Remzi Oğuz Arık ( 1899 - 03 Nisan 1954 )
01 Ocak 1970
1315 (1899) yılında Kozan’ın Kabaktepe köyünde doğan ve Oğuzların Varsak boyundan olan Remzi Oğuz Arık, çocukluk yıllarını köyünde geçirdi ve ilk öğrenimine orada başladı. Sonra, ağabeyi ve ablasının görevle bulunduğu Balkanlara göçmek zorunda kalıyor. On yaşından başlayarak, anası ile bütün Balkanları dolaşıyor. Ardından, büyük yokluklar içinde geçen öğretim hayatı başlıyor. Önce İşkodra İdadisi’nde, oranın işgali üzerine İstanbul’a gelerek Mercan idadisinde, İzmit Lisesi’nde ve İstanbul Muallim Mektebinde, oraların çalışkan bir öğrencisi olarak okuyor.
Remzi Oğuz, I. Dünya Harbi’nin son yılında Talimgâh’a katılır. Bir kaza sonucu ağır yaralar alır. Uzun süre tedavi görmek, bu arada kalabalık ailesini geçindirebilmek için çabalamaktadır. İstanbul’un işgal acıları yaşadığı o günlerde, "Turan" özlemiyle Asya’ya gitme girişimi başarısız kalır.
Yüksek öğrenimine İstanbul Darülfünunu’nun İçtimaîyat şubesinde başlar, fakat 1926’da açılan bir sınavı kazanarak Paris’e gönderilir. Orada renkli, anlamlı bir öğrenim dönemi geçirir. Oradaki arkadaşları üzerinde etkili olur. Eğlenceye düşkün olanları, "Bugün Anadolu için ne yaptın?" uyarıları ile doğru yola çevirir. Sanat tarihi ve arkeoloji dalında gördüğü öğrenimini tamamlayarak 1931’de yurda döner ve İstanbul Arkeoloji Müzesi’nde görevlendirilir. 1933’te, Millî Eğitim Bakanlığı’nın arkeoloji uzmanı olur. Bu arada Gazi Eğitim Enstitüsü’nde tarih dersleri verir. Sonra da Ankara Arkeoloji Müzesi müdürlüğüne atanır.

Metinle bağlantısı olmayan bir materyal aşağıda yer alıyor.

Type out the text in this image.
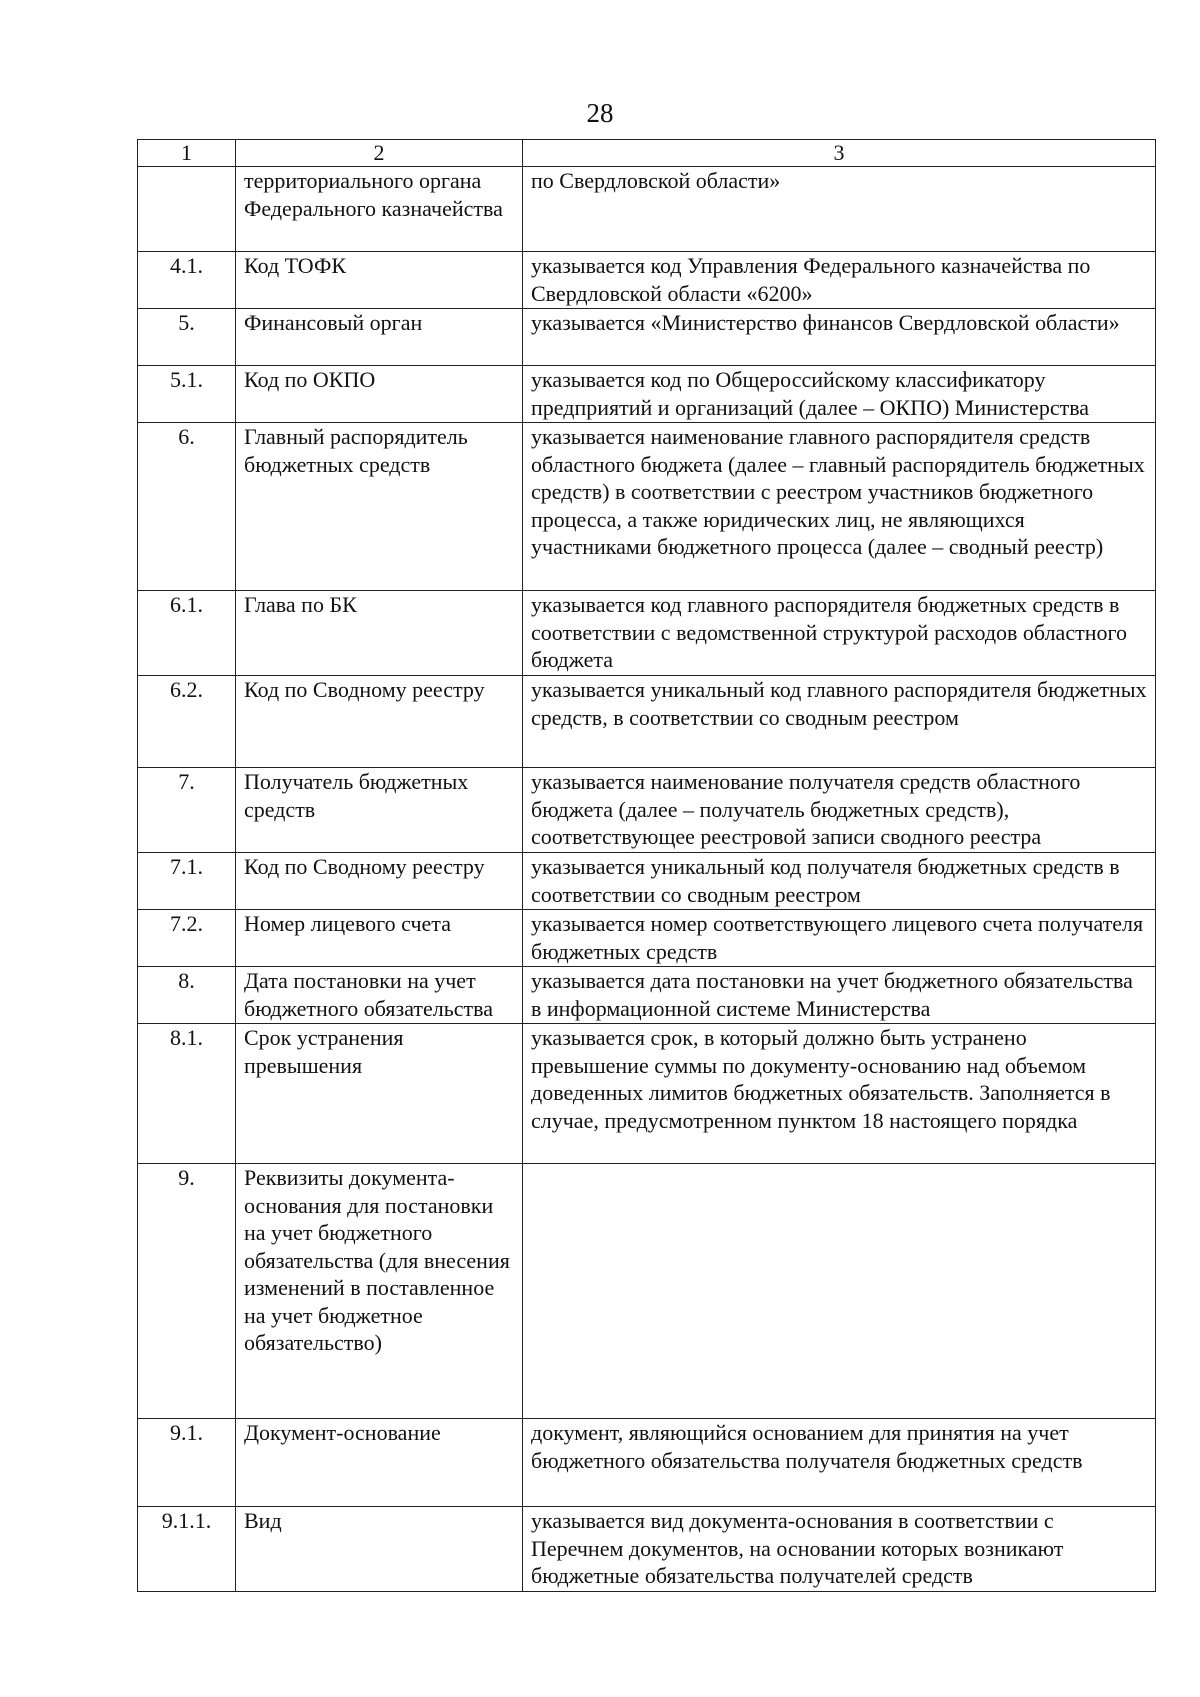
28
1	2	3
	территориального органа Федерального казначейства	по Свердловской области»
4.1.	Код ТОФК	указывается код Управления Федерального казначейства по Свердловской области «6200»
5.	Финансовый орган	указывается «Министерство финансов Свердловской области»
5.1.	Код по ОКПО	указывается код по Общероссийскому классификатору предприятий и организаций (далее – ОКПО) Министерства
6.	Главный распорядитель бюджетных средств	указывается наименование главного распорядителя средств областного бюджета (далее – главный распорядитель бюджетных средств) в соответствии с реестром участников бюджетного процесса, а также юридических лиц, не являющихся участниками бюджетного процесса (далее – сводный реестр)
6.1.	Глава по БК	указывается код главного распорядителя бюджетных средств в соответствии с ведомственной структурой расходов областного бюджета
6.2.	Код по Сводному реестру	указывается уникальный код главного распорядителя бюджетных средств, в соответствии со сводным реестром
7.	Получатель бюджетных средств	указывается наименование получателя средств областного бюджета (далее – получатель бюджетных средств), соответствующее реестровой записи сводного реестра
7.1.	Код по Сводному реестру	указывается уникальный код получателя бюджетных средств в соответствии со сводным реестром
7.2.	Номер лицевого счета	указывается номер соответствующего лицевого счета получателя бюджетных средств
8.	Дата постановки на учет бюджетного обязательства	указывается дата постановки на учет бюджетного обязательства в информационной системе Министерства
8.1.	Срок устранения превышения	указывается срок, в который должно быть устранено превышение суммы по документу-основанию над объемом доведенных лимитов бюджетных обязательств. Заполняется в случае, предусмотренном пунктом 18 настоящего порядка
9.	Реквизиты документа-основания для постановки на учет бюджетного обязательства (для внесения изменений в поставленное на учет бюджетное обязательство)	
9.1.	Документ-основание	документ, являющийся основанием для принятия на учет бюджетного обязательства получателя бюджетных средств
9.1.1.	Вид	указывается вид документа-основания в соответствии с Перечнем документов, на основании которых возникают бюджетные обязательства получателей средств
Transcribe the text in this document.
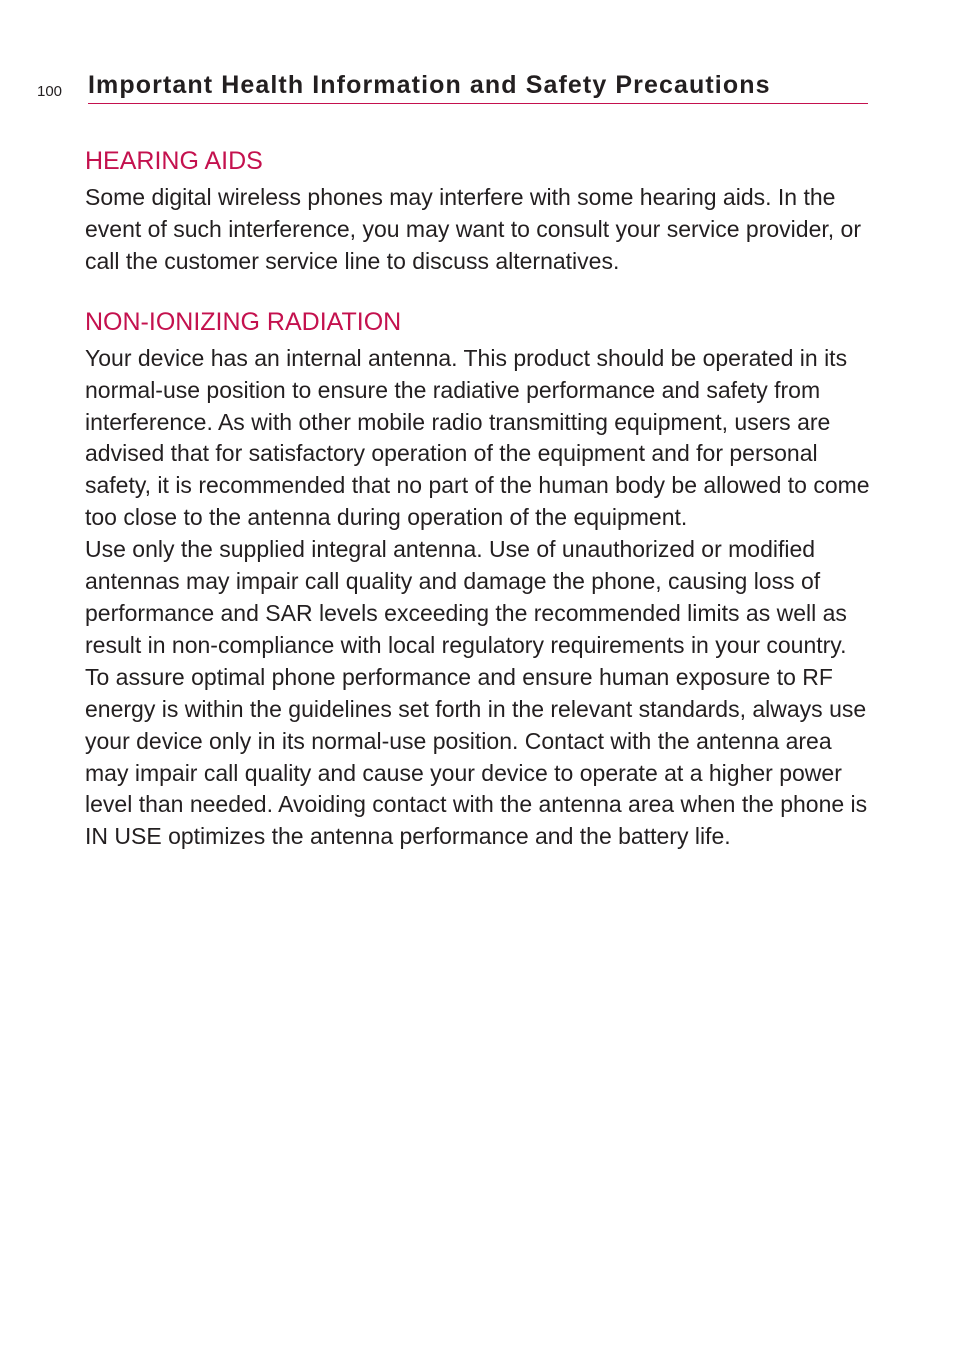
100 Important Health Information and Safety Precautions
HEARING AIDS

Some digital wireless phones may interfere with some hearing aids. In the event of such interference, you may want to consult your service provider, or call the customer service line to discuss alternatives.

NON-IONIZING RADIATION

Your device has an internal antenna. This product should be operated in its normal-use position to ensure the radiative performance and safety from interference. As with other mobile radio transmitting equipment, users are advised that for satisfactory operation of the equipment and for personal safety, it is recommended that no part of the human body be allowed to come too close to the antenna during operation of the equipment.

Use only the supplied integral antenna. Use of unauthorized or modified antennas may impair call quality and damage the phone, causing loss of performance and SAR levels exceeding the recommended limits as well as result in non-compliance with local regulatory requirements in your country.

To assure optimal phone performance and ensure human exposure to RF energy is within the guidelines set forth in the relevant standards, always use your device only in its normal-use position. Contact with the antenna area may impair call quality and cause your device to operate at a higher power level than needed. Avoiding contact with the antenna area when the phone is IN USE optimizes the antenna performance and the battery life.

1939 yılında Dil ve Tarih-Coğrafya Fakültesi’nde öğretim üyeliğine getirilir ve orada arkeoloji profesörü ve enstitü müdürü olur. Aynı zamanda sanat tarihi dersleri de verir. 1942 yılı sonunda fakültedeki görevinden, Hasan-Âli Yücel ve Şevket Aziz Kansu ile olan mücadele sonucunda ayrılmak zorunda kalır. 1943-45 yıllarında yeniden müze yöneticiliği görevlerinde bulunur. Müze müdürlüğü görevi, yeni açılan Ankara İlâhiyat Fakültesi’ne İslâm Sanatları tarihi profesörü oluncaya, 1949’a kadar sürer. Fakat burada ancak bir yıl görev yapabilir. Çünkü, 1950 seçimlerinden DP’den Seyhan milletvekili olmuştur. Fakat DP’yi kendi hizmet felsefesine uygun bulmadığı için oradan ayrılarak 1952’de Türkiye Köylü Partisi’ni kurar ve o partinin genel başkanlığı görevini üstlenir. Fakat kader, orada da uzun süre kalmasına izin vermez ve ecel kendisini seçim propagandasından dönerken, 3 Nisan 1954’te Adana semalarında yakalar...
Günlerden 3 Nisan. Radyo bir ara yayınını kesip acı haberi veriyor: Adana’dan Ankara’ya hareket eden bir THY uçağı, uçuşa geçişinden hemen sonra havada yanmaya başlayarak Adana yakınında bir yere düşmüş. Yolculardan kurtulan yok. Ve... yolcularından biri Türkiye Köylü Partisi’nin Genel Başkanı Prof. Remzi Oğuz Arık.
Ankara Şehitliğindeki mezar taşında şu satırlar yer alıyor:
"Oğuz’un Varsak boyundan, Boy beği Arık Fakih’in soyundan, Kozan’ın Kabaktepe köyünden yüce bir er kişiydi. Mehmet Ferit Efendi ile Zekiye Hanımın oğluydu. Oluş’la Alev’in babası, Türkân Hanımın eşiydi.
Toprağına, insanına her şeyiyle bağlıydı. Gündüzünde gecesinde; her sözünde hecesinde aşk doluydu. Tuttuğu yol hak yoluydu. Hiç eğilmedi, gülmedi, fakat yılma nedir, bilmedi. Ve... şehit düştü, ölmedi!"